18 Feb 2017

Danny Boyle on Trainspotting Mark II

From Saturday Morning, 11:05 am on 18 February 2017

Renton, Spud, Sick Boy and Begby are back...

21 years after Danny Boyle's wildy successful heroin-addled film of Irvine Welsh's book, Trainspotting II opens in NZ next week.

"The big feeling that I think everyone has coming out of it is relief that it's not terrible," Danny Boyle tells Kim Hill.

Danny Boyle

Danny Boyle Photo: Supplied

How do two movies which focus on junkies killing themselves and damaging other people manage to be life-affirming?

Boyle guesses it is the film's honesty and message that the stories and voices of everyone in the community are important, says Boyle.

"There's something honest about not preparing people for emotions. 'Cause life doesn't either. It just chucks them at you.

"Irvine's book gave a voice to a marginalised group of people who were viewed as victims or evil or stupid - and you may not agree with everything they have to say, but their voices are valuable."

"It's not moralising about them. It's not taking an opinoin about them. It's trying to let you feel the world from their perspective - and their perspective is honest.

Human beings have a long and complex relationship with heroin, he says.

"If you're in hospital because of an accident or you're ending your days in hospital you'll probably be administered morphine to take away physical pain. On the streets you can see people often use it to take away emotional pain. It has a sadness about it, heroin, that's kind of a constant drumbeat that accompanies humanity. So it's interesting to hear a voice from inside that world that isn't moralising about it, but is telling you about it."
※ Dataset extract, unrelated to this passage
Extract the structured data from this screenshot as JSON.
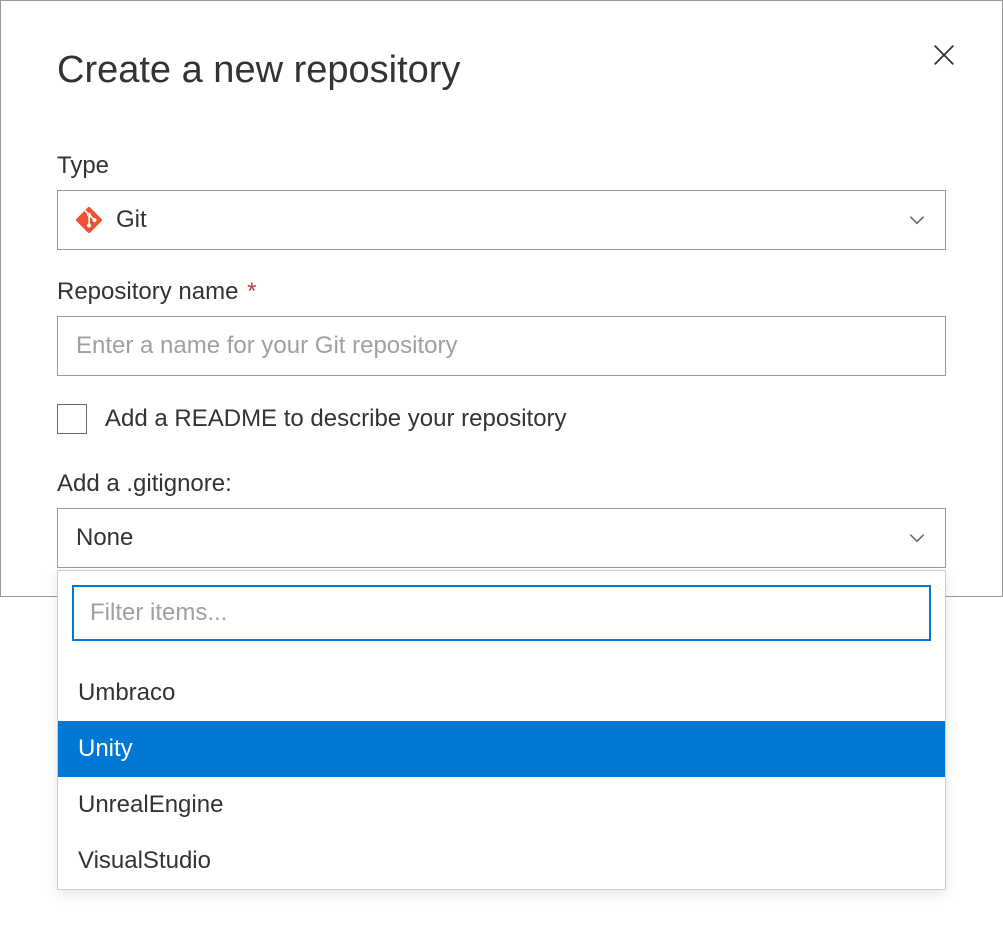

He and actor Ewen McGregor (who plays Renton) considered taking heroin for research when making the first film, but decided against it.

"We didn't because we wanted to remain respectful to the power of the thing that it had over peoples lives, and the tragedies it causes people. You can't just dally with it."

Boyle hopes the two movies could make a kind of sense watched in reverse order.

"One of the few compensations or consolations of getting older is you realise time is not a straight line, there are these loops of time as Proust talks about. It becomes a circular thing."

Begby's famous 'Choose life' monologue gets an update in the second film.

"As a middleaged man he can no longer have that automatic mocking tone of the teenager or the rebel... You step out of childhood to look at the choices that are available to you, and you can have that sneering tone, really. [The Trainspotting II monologue] is more desparate and more personal, I think."

Trainspotting II opens in NZ cinemas on 23 February.